The restrictions mean that to date only 40,000 patients have been treated with Sirturo. "It is absolutely not a viable business model," Stoffels said, adding, "But absolutely, from a human perspective, it was the right thing to do."
'A key turning point'
The Dutch and U.K. governments funded Amsterdam-based Access to Medicines to compile the AMR Benchmark. It parallels other indexes the foundation draws up to track the effort pharma companies put into ensuring their products are as widely available as possible.

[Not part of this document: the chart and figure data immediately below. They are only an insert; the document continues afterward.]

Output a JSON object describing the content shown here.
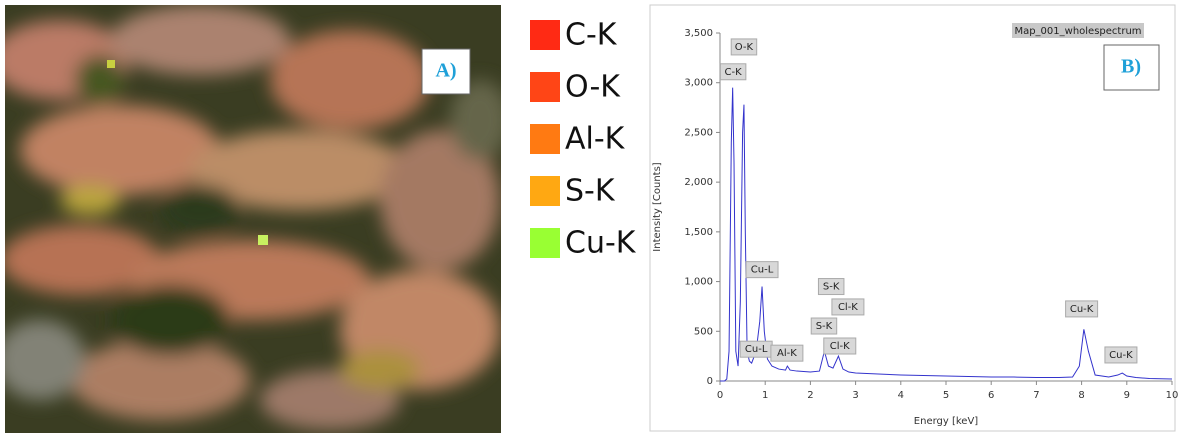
{
  "map": {
    "label": "A)",
    "legend": [
      {
        "name": "C-K",
        "color": "#ff2a14"
      },
      {
        "name": "O-K",
        "color": "#ff4516"
      },
      {
        "name": "Al-K",
        "color": "#ff7a12"
      },
      {
        "name": "S-K",
        "color": "#ffa812"
      },
      {
        "name": "Cu-K",
        "color": "#99ff33"
      }
    ]
  },
  "chart_data": {
    "type": "line",
    "title": "Map_001_wholespectrum",
    "label": "B)",
    "x_label": "Energy [keV]",
    "y_label": "Intensity [Counts]",
    "xlim": [
      0,
      10
    ],
    "xticks": [
      0,
      1,
      2,
      3,
      4,
      5,
      6,
      7,
      8,
      9,
      10
    ],
    "ylim": [
      0,
      3500
    ],
    "yticks": [
      0,
      500,
      {
        "value": 1000,
        "label": "1,000"
      },
      {
        "value": 1500,
        "label": "1,500"
      },
      {
        "value": 2000,
        "label": "2,000"
      },
      {
        "value": 2500,
        "label": "2,500"
      },
      {
        "value": 3000,
        "label": "3,000"
      },
      {
        "value": 3500,
        "label": "3,500"
      }
    ],
    "series": [
      {
        "color": "#3333cc",
        "x": [
          0,
          0.1,
          0.15,
          0.2,
          0.25,
          0.28,
          0.31,
          0.35,
          0.4,
          0.45,
          0.5,
          0.53,
          0.56,
          0.6,
          0.65,
          0.7,
          0.8,
          0.88,
          0.93,
          0.98,
          1.05,
          1.15,
          1.3,
          1.45,
          1.49,
          1.55,
          1.7,
          2.0,
          2.2,
          2.31,
          2.4,
          2.5,
          2.62,
          2.72,
          2.85,
          3.0,
          3.5,
          4,
          4.5,
          5,
          5.5,
          6,
          6.5,
          7,
          7.5,
          7.8,
          7.95,
          8.05,
          8.15,
          8.3,
          8.6,
          8.8,
          8.9,
          9.0,
          9.2,
          9.5,
          10
        ],
        "values": [
          0,
          0,
          20,
          300,
          2400,
          2950,
          2200,
          300,
          150,
          800,
          2500,
          2780,
          1500,
          300,
          200,
          180,
          300,
          600,
          950,
          500,
          220,
          150,
          120,
          110,
          150,
          110,
          100,
          90,
          100,
          300,
          150,
          130,
          250,
          120,
          90,
          80,
          70,
          60,
          55,
          50,
          45,
          40,
          40,
          35,
          35,
          40,
          150,
          520,
          300,
          60,
          40,
          60,
          80,
          50,
          35,
          25,
          20
        ]
      }
    ],
    "annotations": [
      {
        "text": "O-K",
        "x": 0.53,
        "y": 3360
      },
      {
        "text": "C-K",
        "x": 0.29,
        "y": 3110
      },
      {
        "text": "Cu-L",
        "x": 0.93,
        "y": 1120
      },
      {
        "text": "Cu-L",
        "x": 0.8,
        "y": 320
      },
      {
        "text": "Al-K",
        "x": 1.48,
        "y": 280
      },
      {
        "text": "S-K",
        "x": 2.46,
        "y": 950
      },
      {
        "text": "Cl-K",
        "x": 2.83,
        "y": 745
      },
      {
        "text": "S-K",
        "x": 2.3,
        "y": 553
      },
      {
        "text": "Cl-K",
        "x": 2.65,
        "y": 352
      },
      {
        "text": "Cu-K",
        "x": 8.0,
        "y": 725
      },
      {
        "text": "Cu-K",
        "x": 8.87,
        "y": 262
      }
    ]
  }
}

The example of Sirturo underscores the need for new economic models such as those proposed by Drive-AB. The consortium, which was managed by the University of Geneva and Astrazeneca plc, assessed more than 30 incentive schemes in use in other industry sectors for how each would affect innovation, sustainable use and equitable access.
"Drive-AB's report is a key turning point in the global conversation about AMR," said John Rex, chief medical officer of the U.K. anti-infectives company F2G Ltd. and expert in residence at the medical research charity Wellcome Trust.
"[The report] provides global leaders with a vital roadmap for addressing the problem of AMR," Rex told BioWorld.
In addition to developing new economic models, Drive-AB has worked to define standards and metrics for tracking the responsible and appropriate use of antibiotics across different health care settings.
While market entry awards would represent a significant new approach to stimulating antibiotic innovation, traditional incentives, in the shape of nondilutive grant funding, also need to be boosted, Drive-AB said.
Currently, global public funding of antibiotic R&D stands at $550 million. That is too low, the report noted. "We estimate that $800 million is needed annually for [grant] funding." In particular, the estimated 400 SMEs that are involved in antibiotic R&D need more direct funding.
By itself, increased grant funding cannot fill the pipeline. "[It] pays for R&D costs but does not improve the attractiveness of the overall market," Drive-AB said. Without pull incentives in the form of market entry awards, "antibiotic-resistant infection risks becoming a neglected disease, solely dependent on public and philanthropic finance."